While solidly 2-D, Chocolatier doesn’t skimp on graphics or sound. They help set the game solidly in its Victorian era surroundings and demonstrate top-notch production quality.
In addition to the Story mode I’ve just described, there’s a Freeplay mode that lets you set your own company goals. This “sandbox”-style of gameplay will be better for players who may be overwhelmed by the more rigid production and travel itinerary the Story mode offers.
When you first start to play, Evangeline will walk you through a tutorial mode that will help you understand the basic gameplay mechanics of Chocolatier. After that, you’ll go off and running pretty quickly.
Options in the game are simple and allow you to adjust sound effect, ambient sound, and music volume. You can also mute audio all together (just the thing for cube farm slackers who want to play during work hours) and a full screen toggle that will let you play in windowed mode (better for LCD display-using folks who don’t want the game to scale to an ugly resolution; also better for multitaskers who want to play Chocolatier in-between answering e-mail and surfing the Internet).
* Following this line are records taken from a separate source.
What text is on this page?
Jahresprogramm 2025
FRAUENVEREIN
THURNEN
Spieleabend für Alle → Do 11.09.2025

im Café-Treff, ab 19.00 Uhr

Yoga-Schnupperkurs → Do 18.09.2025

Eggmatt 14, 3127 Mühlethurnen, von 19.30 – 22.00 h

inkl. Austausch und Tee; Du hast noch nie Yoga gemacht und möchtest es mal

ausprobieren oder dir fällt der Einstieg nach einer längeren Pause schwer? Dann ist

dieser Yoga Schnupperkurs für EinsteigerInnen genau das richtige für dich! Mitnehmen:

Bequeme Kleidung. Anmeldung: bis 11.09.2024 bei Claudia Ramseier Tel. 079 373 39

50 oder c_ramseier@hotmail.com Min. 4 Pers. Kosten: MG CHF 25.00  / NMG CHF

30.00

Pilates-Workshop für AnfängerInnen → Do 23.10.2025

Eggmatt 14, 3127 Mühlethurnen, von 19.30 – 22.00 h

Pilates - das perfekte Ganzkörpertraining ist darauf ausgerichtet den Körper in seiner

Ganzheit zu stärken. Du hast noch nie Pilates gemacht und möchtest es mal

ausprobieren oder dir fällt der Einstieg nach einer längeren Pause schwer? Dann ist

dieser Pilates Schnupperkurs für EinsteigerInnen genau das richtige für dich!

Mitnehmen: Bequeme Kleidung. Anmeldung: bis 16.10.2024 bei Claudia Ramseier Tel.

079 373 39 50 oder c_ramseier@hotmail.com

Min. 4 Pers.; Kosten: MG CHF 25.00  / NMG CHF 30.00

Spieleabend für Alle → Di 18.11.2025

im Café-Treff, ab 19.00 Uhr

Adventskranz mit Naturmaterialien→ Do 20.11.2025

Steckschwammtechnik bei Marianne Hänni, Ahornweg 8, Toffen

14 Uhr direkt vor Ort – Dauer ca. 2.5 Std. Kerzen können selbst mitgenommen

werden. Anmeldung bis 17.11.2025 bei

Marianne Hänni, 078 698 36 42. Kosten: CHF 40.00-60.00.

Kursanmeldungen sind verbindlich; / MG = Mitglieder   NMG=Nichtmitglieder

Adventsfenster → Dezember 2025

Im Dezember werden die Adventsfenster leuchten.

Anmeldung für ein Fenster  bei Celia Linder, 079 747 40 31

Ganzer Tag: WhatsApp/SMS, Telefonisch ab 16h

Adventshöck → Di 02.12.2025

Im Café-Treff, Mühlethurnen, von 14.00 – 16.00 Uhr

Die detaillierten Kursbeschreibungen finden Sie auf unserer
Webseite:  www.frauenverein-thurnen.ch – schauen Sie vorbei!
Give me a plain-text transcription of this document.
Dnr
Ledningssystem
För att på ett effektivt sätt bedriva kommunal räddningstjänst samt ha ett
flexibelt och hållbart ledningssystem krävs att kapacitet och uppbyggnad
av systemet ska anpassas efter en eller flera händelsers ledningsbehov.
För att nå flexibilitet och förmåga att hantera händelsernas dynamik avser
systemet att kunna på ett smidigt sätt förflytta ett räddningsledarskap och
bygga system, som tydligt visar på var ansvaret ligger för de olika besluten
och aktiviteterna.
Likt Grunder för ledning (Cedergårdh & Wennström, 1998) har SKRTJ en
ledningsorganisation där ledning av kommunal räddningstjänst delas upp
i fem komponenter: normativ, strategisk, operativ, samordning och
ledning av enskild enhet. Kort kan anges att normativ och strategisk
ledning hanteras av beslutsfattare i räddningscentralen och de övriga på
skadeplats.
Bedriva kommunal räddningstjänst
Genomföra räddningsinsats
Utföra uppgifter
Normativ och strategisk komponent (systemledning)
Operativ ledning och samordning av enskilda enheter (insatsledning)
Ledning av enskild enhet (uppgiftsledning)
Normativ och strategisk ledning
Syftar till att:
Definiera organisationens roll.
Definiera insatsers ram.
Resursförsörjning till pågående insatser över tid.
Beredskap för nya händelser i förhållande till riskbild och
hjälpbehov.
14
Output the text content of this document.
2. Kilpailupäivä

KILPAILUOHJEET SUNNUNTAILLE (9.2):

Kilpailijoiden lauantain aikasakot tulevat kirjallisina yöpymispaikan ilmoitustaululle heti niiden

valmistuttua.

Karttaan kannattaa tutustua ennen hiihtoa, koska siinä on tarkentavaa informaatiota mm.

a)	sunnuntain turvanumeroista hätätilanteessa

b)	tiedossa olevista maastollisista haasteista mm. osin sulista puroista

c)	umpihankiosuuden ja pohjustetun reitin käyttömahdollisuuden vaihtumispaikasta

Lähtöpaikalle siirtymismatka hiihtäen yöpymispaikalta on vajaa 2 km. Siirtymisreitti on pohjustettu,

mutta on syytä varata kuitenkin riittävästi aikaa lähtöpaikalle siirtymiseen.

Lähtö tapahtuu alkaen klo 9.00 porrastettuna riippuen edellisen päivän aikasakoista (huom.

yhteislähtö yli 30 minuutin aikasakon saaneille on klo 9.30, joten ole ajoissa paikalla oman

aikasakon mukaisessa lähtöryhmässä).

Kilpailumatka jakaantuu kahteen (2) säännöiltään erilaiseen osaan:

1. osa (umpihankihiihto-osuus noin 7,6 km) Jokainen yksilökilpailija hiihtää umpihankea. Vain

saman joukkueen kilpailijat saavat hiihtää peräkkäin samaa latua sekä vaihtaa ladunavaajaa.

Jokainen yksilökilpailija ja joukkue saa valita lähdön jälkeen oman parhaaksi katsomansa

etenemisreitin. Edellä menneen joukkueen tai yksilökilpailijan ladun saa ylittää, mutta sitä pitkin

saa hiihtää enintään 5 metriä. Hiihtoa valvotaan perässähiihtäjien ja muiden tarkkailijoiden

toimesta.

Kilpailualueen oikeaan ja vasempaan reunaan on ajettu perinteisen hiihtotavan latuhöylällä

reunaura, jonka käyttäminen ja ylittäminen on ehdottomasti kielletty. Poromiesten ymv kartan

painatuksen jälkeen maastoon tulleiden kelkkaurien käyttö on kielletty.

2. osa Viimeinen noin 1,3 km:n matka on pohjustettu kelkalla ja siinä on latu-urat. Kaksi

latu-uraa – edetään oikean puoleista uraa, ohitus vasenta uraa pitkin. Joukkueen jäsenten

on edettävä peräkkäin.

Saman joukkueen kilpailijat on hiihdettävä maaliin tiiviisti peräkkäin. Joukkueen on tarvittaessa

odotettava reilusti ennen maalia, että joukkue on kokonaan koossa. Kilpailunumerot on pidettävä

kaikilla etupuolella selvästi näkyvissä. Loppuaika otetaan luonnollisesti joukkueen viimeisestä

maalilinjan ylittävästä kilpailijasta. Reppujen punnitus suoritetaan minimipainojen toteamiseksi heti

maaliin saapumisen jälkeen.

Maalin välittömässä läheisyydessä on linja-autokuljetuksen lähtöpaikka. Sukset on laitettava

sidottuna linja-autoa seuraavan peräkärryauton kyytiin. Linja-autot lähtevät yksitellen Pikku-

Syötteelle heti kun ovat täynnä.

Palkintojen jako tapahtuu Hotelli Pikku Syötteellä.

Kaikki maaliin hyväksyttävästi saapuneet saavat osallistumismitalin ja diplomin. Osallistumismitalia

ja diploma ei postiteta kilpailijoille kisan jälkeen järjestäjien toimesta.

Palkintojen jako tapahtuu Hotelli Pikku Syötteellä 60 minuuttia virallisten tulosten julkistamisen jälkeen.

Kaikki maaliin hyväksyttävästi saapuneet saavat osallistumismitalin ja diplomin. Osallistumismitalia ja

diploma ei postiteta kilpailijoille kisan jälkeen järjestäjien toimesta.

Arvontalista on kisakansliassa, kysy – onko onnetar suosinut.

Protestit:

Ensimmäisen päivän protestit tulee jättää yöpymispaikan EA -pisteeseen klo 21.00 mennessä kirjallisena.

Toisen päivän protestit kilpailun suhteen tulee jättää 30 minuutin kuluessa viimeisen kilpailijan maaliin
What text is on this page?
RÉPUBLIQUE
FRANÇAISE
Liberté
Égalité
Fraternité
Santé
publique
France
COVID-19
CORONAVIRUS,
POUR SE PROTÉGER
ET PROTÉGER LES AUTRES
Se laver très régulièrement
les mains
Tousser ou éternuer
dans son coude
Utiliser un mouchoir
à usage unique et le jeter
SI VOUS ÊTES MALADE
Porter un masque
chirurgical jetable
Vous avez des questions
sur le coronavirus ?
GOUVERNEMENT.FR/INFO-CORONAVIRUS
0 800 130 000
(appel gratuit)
Chocolatier will automatically save progress in between turns, so if you need to exit to get work done or because your commute is over, you don’t have to worry about losing your progress.
My one regret here is that there’s no free online version, like Playfirst offers for Windows users.
The bottom line
Chocolatier is a delightfully challenging business tycoon game with some sweet twists and turns. Definitely check this game out, and try the demo.